The particular disease under consideration is glanders, which was contracted without precedent accidental injury. Glanders is a true disease resulting from toxins produced within the body by bacterial action. This is a necessary conclusion from the facts recited in a transcript from the records of the hospital where the deceased was confined. After giving glanders as the cause of death the transcript makes the statement, “ November 2, 1917, Glanders bacilli *257found in pustules and subcutaneous abscess.” Glanders is defined in the Encyclopedia Britannica as follows: “ Glanders or farcy, a specific, infective and contagious disease, caused by a tissue parasite (Bacillus mallei) to which certain animals, chiefly the horse, ass and mule, are liable, and which is communicable from them to man.” Glanders cannot be differentiated from other diseases by the fact that ordinarily it is a disease which affects a horse rather than a human being, for it cannot matter whence the bacteria have proceeded which set up disease within the human body.
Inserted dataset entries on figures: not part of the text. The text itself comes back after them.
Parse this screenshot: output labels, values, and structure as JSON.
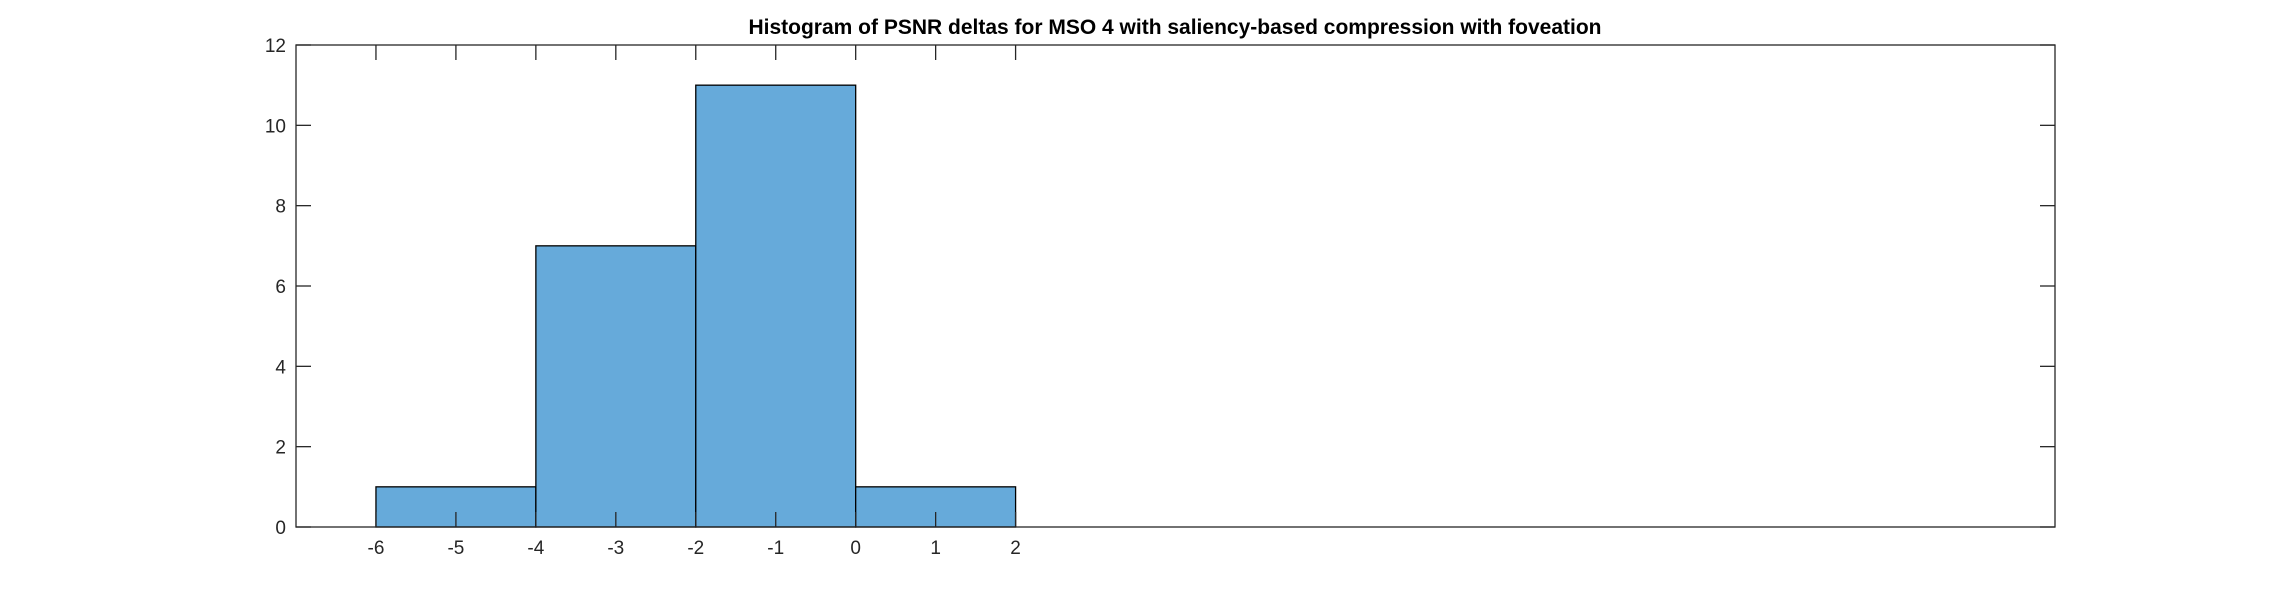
{
  "chart_data": {
    "type": "bar",
    "subtype": "histogram",
    "title": "Histogram of PSNR deltas for MSO 4 with saliency-based compression with foveation",
    "xlabel": "",
    "ylabel": "",
    "bin_edges": [
      -6,
      -4,
      -2,
      0,
      2
    ],
    "counts": [
      1,
      7,
      11,
      1
    ],
    "xlim": [
      -7,
      15
    ],
    "ylim": [
      0,
      12
    ],
    "xticks": [
      -6,
      -5,
      -4,
      -3,
      -2,
      -1,
      0,
      1,
      2
    ],
    "yticks": [
      0,
      2,
      4,
      6,
      8,
      10,
      12
    ],
    "grid": false,
    "legend": "none",
    "bar_color": "#66AADA",
    "edge_color": "#000000"
  }
}
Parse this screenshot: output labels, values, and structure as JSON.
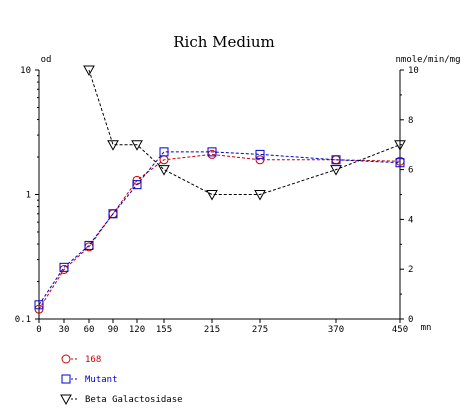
{
  "chart_data": {
    "type": "line",
    "title": "Rich Medium",
    "x_unit": "mn",
    "y_left_unit": "od",
    "y_right_unit": "nmole/min/mg",
    "x_ticks": [
      0,
      30,
      60,
      90,
      120,
      155,
      215,
      275,
      370,
      450
    ],
    "y_left": {
      "scale": "log",
      "range": [
        0.1,
        10
      ],
      "ticks": [
        0.1,
        1,
        10
      ],
      "tick_labels": [
        "0.1",
        "1",
        "10"
      ]
    },
    "y_right": {
      "scale": "linear",
      "range": [
        0,
        10
      ],
      "ticks": [
        0,
        2,
        4,
        6,
        8,
        10
      ],
      "tick_labels": [
        "0",
        "2",
        "4",
        "6",
        "8",
        "10"
      ]
    },
    "grid": false,
    "legend_position": "bottom-left",
    "series": [
      {
        "name": "168",
        "axis": "left",
        "marker": "circle",
        "color": "#cc0000",
        "x": [
          0,
          30,
          60,
          90,
          120,
          155,
          215,
          275,
          370,
          450
        ],
        "y": [
          0.12,
          0.25,
          0.38,
          0.7,
          1.3,
          1.9,
          2.1,
          1.9,
          1.9,
          1.85
        ]
      },
      {
        "name": "Mutant",
        "axis": "left",
        "marker": "square",
        "color": "#0000cc",
        "x": [
          0,
          30,
          60,
          90,
          120,
          155,
          215,
          275,
          370,
          450
        ],
        "y": [
          0.13,
          0.26,
          0.39,
          0.7,
          1.2,
          2.2,
          2.2,
          2.1,
          1.9,
          1.8
        ]
      },
      {
        "name": "Beta Galactosidase",
        "axis": "right",
        "marker": "triangle-down",
        "color": "#000000",
        "x": [
          60,
          90,
          120,
          155,
          215,
          275,
          370,
          450
        ],
        "y": [
          10,
          7,
          7,
          6,
          5,
          5,
          6,
          7
        ]
      }
    ]
  }
}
Anthrax is a disease which commonly affects sheep and cattle, and is communicable from them to man, yet of the effects of anthrax it was said in Bacon v. U. S. M. A. Assn, (supra): “ the difference between the cause of this condition and the causes of typhoid fever, tuberculosis, small-pox, scarlet fever and such like diseases, is that this particular condition is caused by different bacilli from the others, and they come in contact with the skin or enter into its pores, while in the other cases they are generally breathed in.” Except that the bacilli differ, glanders does not differ from the diseases named in the quotation. We think that for legal purposes glanders is a disease which when contracted without previous accidental injury occurring in the course of employment cannot be classed under the Workmen’s Compensation Law of this State as an accidental injury arising out of and in the course of employment. We, therefore, conclude that the question should be answered in the negative, the award reversed and the claim dismissed.
The question is answered in the negative, the award reversed and the claim dismissed.
All concurred, except John M. Kellogg, P. J., dissenting with an opinion in which Cochrane, J., concurred.